Title: 

APD 000583

Significant Decision

Date: 

May 5, 2000

Issues: 

Extent of Injury

Table of Contents

APD 000583

This appeal arises pursuant to the Texas Workers’ Compensation Act, TEX. LAB. CODE ANN. § 401.001 et seq. (1989 Act). A contested case hearing (CCH) was held on February 9, 2000. In response to the issue at the CCH, the hearing officer determined that the respondent (claimant) sustained a compensable injury to her “cervical area in addition to the lumbar and thoracic areas.” Appellant (carrier) appeals on sufficiency grounds. Claimant responds that the Appeals Panel should affirm the hearing officer’s decision and order.

DECISION

We affirm.

Carrier contends the hearing officer erred in determining that the scope of claimant’s __________, compensable injury included her cervical spine. Carrier asserts that: (1) there is no evidence that the described mechanism of injury could have caused a neck injury; (2) claimant was not credible; (3) the hearing officer should have believed the evidence from Dr. O; (4) claimant’s doctors did not consider the mechanism of injury or the fact that claimant had prior injuries, in expressing medical opinions; and (5) the MRI report showed only a bulge and not a herniation.

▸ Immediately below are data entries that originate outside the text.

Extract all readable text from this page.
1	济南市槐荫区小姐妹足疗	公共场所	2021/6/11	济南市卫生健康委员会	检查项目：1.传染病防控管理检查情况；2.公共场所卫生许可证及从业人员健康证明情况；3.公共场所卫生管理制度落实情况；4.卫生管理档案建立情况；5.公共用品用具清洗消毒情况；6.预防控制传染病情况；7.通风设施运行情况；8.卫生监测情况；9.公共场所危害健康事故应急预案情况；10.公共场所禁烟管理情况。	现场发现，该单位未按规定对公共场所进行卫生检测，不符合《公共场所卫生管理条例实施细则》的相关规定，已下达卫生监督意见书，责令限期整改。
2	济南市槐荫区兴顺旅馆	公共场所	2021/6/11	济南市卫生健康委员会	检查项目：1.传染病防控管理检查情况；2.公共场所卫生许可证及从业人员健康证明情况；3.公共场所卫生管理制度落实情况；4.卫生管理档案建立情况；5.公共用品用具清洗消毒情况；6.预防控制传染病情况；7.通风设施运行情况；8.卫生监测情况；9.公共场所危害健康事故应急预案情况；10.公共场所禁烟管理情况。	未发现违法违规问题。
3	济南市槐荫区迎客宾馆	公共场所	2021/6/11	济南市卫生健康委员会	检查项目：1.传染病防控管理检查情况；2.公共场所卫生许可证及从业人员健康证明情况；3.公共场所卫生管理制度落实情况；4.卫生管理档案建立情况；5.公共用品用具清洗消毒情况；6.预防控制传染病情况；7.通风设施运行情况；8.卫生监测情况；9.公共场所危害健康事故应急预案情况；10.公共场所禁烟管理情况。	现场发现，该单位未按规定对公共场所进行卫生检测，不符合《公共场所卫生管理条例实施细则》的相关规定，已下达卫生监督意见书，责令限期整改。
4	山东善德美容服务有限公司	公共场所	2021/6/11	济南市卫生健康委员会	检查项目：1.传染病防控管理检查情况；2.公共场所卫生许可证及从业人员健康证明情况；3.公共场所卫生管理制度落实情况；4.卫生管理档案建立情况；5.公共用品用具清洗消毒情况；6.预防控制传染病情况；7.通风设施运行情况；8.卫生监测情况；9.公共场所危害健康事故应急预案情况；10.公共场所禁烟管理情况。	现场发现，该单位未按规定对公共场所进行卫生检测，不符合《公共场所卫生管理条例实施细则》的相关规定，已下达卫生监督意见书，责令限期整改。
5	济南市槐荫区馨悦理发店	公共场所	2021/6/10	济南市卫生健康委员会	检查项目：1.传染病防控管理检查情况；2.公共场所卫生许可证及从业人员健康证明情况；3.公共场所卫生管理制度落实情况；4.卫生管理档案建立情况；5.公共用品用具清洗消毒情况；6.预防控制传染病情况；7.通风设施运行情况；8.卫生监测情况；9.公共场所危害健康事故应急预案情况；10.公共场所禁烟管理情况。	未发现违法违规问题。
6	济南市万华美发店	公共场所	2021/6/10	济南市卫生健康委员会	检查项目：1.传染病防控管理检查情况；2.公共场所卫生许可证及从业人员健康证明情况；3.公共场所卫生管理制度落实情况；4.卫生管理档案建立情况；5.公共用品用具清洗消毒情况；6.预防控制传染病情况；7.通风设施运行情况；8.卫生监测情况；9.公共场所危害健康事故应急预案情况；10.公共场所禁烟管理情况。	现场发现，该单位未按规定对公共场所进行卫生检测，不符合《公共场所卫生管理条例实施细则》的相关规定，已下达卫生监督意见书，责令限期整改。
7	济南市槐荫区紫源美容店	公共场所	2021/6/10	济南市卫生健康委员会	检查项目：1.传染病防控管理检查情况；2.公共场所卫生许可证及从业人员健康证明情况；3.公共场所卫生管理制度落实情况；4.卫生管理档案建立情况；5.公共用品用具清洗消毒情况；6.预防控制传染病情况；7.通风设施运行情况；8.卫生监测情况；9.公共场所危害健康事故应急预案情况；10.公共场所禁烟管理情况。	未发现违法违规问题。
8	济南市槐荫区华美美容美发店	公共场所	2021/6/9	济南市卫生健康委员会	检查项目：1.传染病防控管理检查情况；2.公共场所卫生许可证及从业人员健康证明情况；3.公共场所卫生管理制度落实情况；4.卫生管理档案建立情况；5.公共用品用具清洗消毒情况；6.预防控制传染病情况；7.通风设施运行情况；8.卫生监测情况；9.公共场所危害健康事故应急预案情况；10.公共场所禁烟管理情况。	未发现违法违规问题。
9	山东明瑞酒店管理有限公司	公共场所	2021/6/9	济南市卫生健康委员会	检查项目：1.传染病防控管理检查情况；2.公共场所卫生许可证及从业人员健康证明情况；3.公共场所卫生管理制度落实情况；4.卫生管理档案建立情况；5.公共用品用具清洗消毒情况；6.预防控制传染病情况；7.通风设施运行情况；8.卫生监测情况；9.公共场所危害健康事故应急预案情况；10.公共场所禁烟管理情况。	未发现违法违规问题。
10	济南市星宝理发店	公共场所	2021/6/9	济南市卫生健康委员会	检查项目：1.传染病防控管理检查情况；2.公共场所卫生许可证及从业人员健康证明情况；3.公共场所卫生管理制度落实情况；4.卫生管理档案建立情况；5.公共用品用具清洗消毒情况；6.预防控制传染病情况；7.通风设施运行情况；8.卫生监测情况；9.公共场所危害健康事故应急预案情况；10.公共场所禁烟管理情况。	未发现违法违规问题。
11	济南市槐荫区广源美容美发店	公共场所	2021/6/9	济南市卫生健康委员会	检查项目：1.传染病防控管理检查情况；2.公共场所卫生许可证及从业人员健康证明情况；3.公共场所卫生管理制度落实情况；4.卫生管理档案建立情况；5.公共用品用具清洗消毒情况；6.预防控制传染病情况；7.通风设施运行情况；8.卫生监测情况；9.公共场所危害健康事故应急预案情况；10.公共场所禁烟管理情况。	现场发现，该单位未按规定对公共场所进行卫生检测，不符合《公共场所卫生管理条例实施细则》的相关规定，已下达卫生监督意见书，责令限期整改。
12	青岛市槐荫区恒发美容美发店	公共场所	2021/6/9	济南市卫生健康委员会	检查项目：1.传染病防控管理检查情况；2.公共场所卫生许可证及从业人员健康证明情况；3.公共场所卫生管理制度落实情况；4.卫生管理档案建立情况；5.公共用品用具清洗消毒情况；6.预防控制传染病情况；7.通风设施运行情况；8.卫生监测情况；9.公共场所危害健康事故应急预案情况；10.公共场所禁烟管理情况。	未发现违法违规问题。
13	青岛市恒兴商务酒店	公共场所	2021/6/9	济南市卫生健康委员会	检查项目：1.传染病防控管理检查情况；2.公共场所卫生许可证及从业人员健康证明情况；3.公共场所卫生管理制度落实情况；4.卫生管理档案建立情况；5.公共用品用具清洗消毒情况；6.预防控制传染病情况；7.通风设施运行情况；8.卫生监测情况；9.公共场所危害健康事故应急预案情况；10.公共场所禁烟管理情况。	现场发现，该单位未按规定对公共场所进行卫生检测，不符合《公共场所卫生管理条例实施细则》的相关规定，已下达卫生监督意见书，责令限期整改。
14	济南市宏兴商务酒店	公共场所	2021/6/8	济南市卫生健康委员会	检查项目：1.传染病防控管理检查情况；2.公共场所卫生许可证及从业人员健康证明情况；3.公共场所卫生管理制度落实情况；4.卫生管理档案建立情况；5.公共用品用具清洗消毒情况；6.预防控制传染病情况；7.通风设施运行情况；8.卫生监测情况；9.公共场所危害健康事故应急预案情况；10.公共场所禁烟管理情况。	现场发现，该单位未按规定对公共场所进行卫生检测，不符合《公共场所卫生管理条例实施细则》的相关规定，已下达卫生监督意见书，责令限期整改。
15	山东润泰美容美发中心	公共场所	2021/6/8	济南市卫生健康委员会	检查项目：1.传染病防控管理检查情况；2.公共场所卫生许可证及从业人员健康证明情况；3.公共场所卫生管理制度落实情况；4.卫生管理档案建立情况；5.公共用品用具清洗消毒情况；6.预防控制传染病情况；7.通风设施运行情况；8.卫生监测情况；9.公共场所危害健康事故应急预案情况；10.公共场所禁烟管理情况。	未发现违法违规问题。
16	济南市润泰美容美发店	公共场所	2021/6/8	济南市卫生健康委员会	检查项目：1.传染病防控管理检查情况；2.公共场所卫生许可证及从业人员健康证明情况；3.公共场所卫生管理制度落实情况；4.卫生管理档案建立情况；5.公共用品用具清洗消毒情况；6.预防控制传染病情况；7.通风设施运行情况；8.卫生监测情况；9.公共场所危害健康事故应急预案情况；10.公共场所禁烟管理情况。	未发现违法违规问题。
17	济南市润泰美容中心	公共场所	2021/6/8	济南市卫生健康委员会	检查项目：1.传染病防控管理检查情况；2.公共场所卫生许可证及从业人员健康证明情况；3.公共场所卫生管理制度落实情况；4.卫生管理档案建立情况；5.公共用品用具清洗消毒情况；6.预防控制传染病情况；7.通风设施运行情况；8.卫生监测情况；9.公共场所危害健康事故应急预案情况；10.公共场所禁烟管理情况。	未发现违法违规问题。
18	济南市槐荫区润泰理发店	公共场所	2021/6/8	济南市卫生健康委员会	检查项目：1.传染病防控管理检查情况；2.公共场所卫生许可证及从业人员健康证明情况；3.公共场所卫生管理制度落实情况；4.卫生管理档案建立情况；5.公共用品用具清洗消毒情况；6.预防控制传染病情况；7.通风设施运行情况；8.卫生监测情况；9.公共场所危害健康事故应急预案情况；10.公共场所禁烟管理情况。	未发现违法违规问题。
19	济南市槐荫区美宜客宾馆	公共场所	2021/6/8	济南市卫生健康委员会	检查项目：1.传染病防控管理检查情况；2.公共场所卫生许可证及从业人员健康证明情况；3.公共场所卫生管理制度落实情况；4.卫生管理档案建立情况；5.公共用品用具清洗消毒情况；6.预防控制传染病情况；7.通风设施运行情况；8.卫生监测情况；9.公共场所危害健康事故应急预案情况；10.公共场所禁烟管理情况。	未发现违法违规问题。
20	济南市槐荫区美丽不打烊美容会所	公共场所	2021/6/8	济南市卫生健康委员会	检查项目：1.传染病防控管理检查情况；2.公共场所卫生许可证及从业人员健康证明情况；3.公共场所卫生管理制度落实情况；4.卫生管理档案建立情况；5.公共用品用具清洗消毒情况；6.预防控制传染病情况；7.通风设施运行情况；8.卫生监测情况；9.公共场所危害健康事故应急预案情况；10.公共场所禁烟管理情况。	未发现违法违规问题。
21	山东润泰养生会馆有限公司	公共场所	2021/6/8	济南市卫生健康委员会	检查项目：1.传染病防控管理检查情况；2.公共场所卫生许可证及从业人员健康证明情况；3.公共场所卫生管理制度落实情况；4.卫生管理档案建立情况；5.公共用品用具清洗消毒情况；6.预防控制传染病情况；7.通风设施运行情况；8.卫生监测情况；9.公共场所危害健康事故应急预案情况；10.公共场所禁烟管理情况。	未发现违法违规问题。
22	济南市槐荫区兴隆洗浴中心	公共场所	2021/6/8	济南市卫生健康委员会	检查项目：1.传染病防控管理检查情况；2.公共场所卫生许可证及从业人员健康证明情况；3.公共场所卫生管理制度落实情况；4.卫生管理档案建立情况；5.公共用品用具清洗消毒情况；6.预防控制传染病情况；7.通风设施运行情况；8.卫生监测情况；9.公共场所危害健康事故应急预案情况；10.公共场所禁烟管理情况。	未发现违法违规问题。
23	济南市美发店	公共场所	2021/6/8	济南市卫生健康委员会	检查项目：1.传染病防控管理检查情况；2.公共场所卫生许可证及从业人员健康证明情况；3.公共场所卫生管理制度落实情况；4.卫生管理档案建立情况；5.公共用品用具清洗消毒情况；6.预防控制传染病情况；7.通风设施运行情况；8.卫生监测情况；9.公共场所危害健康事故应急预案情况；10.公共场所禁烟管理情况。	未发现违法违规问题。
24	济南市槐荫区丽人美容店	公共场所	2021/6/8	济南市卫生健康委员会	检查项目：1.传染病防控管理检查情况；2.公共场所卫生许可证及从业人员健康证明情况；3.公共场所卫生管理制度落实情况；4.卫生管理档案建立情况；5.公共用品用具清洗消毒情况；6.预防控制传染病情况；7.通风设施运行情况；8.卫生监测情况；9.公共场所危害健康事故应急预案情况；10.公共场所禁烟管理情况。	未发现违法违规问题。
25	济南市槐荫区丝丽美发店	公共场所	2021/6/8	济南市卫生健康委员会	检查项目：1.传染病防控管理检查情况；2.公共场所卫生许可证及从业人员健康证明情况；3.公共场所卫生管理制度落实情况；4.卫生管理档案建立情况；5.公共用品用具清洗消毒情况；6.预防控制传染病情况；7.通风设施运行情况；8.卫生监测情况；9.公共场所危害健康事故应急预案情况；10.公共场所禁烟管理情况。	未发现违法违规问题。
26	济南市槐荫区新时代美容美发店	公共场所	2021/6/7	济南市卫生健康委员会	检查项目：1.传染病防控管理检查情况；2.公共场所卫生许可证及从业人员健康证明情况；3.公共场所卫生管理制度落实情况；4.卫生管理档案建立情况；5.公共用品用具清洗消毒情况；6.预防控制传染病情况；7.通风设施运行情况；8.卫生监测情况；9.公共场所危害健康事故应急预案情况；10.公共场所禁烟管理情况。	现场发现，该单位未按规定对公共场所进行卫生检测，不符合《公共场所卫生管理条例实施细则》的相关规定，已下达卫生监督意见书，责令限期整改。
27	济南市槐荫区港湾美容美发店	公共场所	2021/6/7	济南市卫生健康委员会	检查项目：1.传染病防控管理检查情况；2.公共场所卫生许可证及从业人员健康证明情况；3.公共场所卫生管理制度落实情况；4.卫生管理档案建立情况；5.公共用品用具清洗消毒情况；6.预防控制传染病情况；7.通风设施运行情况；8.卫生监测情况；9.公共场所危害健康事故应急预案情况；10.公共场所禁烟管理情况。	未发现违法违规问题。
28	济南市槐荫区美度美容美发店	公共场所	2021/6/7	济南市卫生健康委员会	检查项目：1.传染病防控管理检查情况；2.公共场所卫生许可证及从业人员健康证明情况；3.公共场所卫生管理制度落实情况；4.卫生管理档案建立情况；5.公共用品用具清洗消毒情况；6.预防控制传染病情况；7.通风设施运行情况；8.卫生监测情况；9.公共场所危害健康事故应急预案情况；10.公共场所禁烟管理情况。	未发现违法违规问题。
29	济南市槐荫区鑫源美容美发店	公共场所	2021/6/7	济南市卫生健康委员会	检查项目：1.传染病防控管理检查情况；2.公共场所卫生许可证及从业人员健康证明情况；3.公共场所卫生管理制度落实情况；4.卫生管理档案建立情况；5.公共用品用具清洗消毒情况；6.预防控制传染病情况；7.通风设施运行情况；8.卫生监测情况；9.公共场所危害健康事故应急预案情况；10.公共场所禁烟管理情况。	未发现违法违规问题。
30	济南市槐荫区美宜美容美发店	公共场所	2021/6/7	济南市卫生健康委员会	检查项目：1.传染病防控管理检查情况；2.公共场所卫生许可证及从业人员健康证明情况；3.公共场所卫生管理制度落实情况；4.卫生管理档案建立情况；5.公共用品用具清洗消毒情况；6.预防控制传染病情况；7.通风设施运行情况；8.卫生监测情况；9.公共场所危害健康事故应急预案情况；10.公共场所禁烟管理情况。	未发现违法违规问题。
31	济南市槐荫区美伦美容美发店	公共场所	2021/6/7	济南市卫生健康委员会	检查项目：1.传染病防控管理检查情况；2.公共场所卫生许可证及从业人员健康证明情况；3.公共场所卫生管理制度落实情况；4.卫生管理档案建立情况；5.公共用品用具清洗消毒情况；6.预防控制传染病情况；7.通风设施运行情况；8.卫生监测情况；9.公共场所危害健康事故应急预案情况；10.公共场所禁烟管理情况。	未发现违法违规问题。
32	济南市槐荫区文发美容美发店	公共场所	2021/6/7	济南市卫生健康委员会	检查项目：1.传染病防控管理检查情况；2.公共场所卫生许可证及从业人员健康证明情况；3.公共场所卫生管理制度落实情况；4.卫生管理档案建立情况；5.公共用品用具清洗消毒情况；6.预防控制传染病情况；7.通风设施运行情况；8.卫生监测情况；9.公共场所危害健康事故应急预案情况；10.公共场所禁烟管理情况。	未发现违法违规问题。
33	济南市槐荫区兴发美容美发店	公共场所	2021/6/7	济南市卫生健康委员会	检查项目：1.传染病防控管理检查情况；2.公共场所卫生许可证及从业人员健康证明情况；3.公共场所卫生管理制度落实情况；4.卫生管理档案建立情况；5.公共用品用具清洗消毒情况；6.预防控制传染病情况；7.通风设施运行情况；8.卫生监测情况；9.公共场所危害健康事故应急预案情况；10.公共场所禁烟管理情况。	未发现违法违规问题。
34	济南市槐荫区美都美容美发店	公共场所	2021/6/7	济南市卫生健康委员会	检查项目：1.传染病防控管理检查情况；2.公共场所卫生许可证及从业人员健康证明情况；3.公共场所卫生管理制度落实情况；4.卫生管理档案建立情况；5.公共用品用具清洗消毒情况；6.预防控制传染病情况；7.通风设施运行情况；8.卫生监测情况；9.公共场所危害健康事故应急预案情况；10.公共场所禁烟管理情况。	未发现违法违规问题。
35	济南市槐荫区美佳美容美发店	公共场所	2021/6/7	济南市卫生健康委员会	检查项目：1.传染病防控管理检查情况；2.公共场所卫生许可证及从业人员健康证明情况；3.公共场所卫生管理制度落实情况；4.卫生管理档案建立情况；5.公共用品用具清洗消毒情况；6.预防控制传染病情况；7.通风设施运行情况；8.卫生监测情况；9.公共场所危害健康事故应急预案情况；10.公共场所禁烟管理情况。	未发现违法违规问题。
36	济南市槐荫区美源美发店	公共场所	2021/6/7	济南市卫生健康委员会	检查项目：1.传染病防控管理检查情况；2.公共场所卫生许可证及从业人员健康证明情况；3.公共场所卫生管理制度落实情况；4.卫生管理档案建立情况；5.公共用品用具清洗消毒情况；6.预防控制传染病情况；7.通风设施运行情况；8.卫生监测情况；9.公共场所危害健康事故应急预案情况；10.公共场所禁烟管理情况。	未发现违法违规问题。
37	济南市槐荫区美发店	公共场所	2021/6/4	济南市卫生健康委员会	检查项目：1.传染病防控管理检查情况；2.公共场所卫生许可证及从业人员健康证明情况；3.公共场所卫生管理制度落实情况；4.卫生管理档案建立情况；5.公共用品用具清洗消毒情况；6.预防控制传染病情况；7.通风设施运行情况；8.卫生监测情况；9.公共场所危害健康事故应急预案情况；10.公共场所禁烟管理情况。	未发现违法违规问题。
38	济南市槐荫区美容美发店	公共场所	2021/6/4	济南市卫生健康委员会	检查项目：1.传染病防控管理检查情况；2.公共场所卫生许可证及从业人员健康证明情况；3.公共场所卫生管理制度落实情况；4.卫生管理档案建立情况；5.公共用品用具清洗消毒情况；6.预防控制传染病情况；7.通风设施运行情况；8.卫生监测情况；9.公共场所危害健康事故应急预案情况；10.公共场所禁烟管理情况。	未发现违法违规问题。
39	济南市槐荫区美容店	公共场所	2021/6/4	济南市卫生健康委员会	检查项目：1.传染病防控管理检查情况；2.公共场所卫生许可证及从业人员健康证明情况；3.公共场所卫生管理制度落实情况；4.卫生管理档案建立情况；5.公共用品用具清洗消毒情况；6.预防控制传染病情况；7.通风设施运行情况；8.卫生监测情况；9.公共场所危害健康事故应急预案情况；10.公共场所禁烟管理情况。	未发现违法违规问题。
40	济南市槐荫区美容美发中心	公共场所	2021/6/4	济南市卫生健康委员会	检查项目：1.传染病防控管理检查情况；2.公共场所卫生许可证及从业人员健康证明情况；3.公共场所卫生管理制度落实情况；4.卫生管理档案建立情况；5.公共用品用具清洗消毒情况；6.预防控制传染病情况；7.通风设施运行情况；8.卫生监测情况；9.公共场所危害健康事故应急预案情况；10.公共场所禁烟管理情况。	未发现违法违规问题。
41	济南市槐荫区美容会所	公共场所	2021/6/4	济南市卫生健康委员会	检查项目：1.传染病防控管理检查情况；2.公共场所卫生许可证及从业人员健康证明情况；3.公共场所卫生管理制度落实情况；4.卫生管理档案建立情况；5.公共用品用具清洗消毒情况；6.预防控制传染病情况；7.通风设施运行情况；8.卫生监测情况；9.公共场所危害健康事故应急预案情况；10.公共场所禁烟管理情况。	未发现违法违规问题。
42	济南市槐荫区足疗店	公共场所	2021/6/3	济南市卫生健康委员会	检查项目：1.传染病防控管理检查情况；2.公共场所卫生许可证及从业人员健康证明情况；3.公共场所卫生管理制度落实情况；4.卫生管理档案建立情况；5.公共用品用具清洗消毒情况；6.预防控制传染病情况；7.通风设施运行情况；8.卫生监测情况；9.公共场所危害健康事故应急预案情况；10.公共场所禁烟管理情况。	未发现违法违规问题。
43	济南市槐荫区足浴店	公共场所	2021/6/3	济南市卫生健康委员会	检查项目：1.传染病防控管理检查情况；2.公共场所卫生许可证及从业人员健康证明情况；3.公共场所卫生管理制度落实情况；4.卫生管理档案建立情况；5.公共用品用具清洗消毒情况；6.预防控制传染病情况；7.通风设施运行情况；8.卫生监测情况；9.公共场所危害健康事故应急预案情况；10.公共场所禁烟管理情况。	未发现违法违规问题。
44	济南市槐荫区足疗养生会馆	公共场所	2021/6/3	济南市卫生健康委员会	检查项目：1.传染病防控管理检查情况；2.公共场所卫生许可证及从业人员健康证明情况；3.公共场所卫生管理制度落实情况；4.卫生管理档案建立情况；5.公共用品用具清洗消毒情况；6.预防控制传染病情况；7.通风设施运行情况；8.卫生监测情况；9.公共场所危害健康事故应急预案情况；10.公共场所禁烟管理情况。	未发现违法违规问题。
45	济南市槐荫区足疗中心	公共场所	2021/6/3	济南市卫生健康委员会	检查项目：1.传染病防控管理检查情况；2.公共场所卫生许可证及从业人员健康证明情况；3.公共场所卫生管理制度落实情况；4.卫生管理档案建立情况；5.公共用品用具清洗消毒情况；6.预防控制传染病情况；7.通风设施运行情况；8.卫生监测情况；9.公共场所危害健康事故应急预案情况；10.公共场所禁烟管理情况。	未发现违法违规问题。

The hearing officer summarized the facts in the decision and order. It was undisputed that carrier accepted a compensable injury to claimant’s “lumbar and thoracic spine.” Briefly, claimant testified that she was “slumped down” and bent over, turning and twisting, bagging straws when she began to feel back pain. Claimant said she asked a supervisor to change the work area, but the supervisor refused. Claimant testified that she was given a back brace to wear and that she was “switched” to another job. She said she injured her neck because she was slumped over and using her arm to fill the bag, that she now has neck pain, swelling, and headaches, and she can turn her neck only so far. Medical reports first documented complaints of neck pain on May 11, 1999. A June 1999 MRI report states that claimant may have a herniated disc at C5-6 and that “there was impingement on the spinal cord.” In June 1999, Dr. I noted that claimant had neck pain radiating into her left upper extremity. In a July 1999 report, Dr. P stated that claimant has a large disc herniation in her neck and that this is work related. At the CCH, Dr. O testified that he did not feel that claimant injured her neck while working with the straws and that her MRI report indicated arthritic degeneration and osteophytes and not a cervical herniation from a work injury. The hearing officer determined that claimant sustained a cervical herniated disc injury on ________.[1]

The 1989 Act defines “injury” as “damage or harm to the physical structure of the body and a disease or infection naturally resulting from the damage or harm.” Section 401.011(26). The scope of an injury thus can encompass ancillary conditions which are connected to the injury. See Hood v. Texas Indemnity Insurance Co., 209 S.W.2d 345 (Tex. 1948); Texas Workers’ Compensation Commission Appeal No. 92452, decided October 5, 1992. It is the claimant’s burden to establish that the cervical problems were caused by her compensable injury of __________. The trier of fact judges the weight to be given expert medical testimony and resolves any conflicts and inconsistencies in the evidence. Texas Employers Insurance Association v. Campos, 666 S.W.2d 286 (Tex. App.-Houston [14th Dist.] 1984, no writ). As an appeals body, we will not substitute our judgment for that of the hearing officer when the determination is not so against the great weight and preponderance of the evidence as to be clearly wrong or manifestly unjust. Cain v. Bain, 709 S.W.2d 175, 176 (Tex. 1986); Texas Workers’ Compensation Commission Appeal No. 950456, decided May 9, 1995.

We have reviewed the record and evidence regarding claimant’s cervical problems and the compensable injury. The matters raised by carrier involved fact issues for the hearing officer to resolve. To the extent that the evidence was conflicting, that was a matter for the hearing officer as fact finder to resolve. Garza v. Commercial Insurance Company of Newark, N.J., 508 S.W.2d 701 (Tex. Civ. App.-Amarillo 1974, no writ). We will not substitute our judgment for that of the hearing officer because his determinations are not so against the great weight and preponderance of the evidence as to be clearly wrong or manifestly unjust. Cain, supra.

We affirm the hearing officer’s decision and order.

Judy L. Stephens

CONCUR:

Robert W. Potts – Appeals Judge

Gary L. Kilgore – Appeals Judge

  1. The date of injury is variously listed as ________ and ________.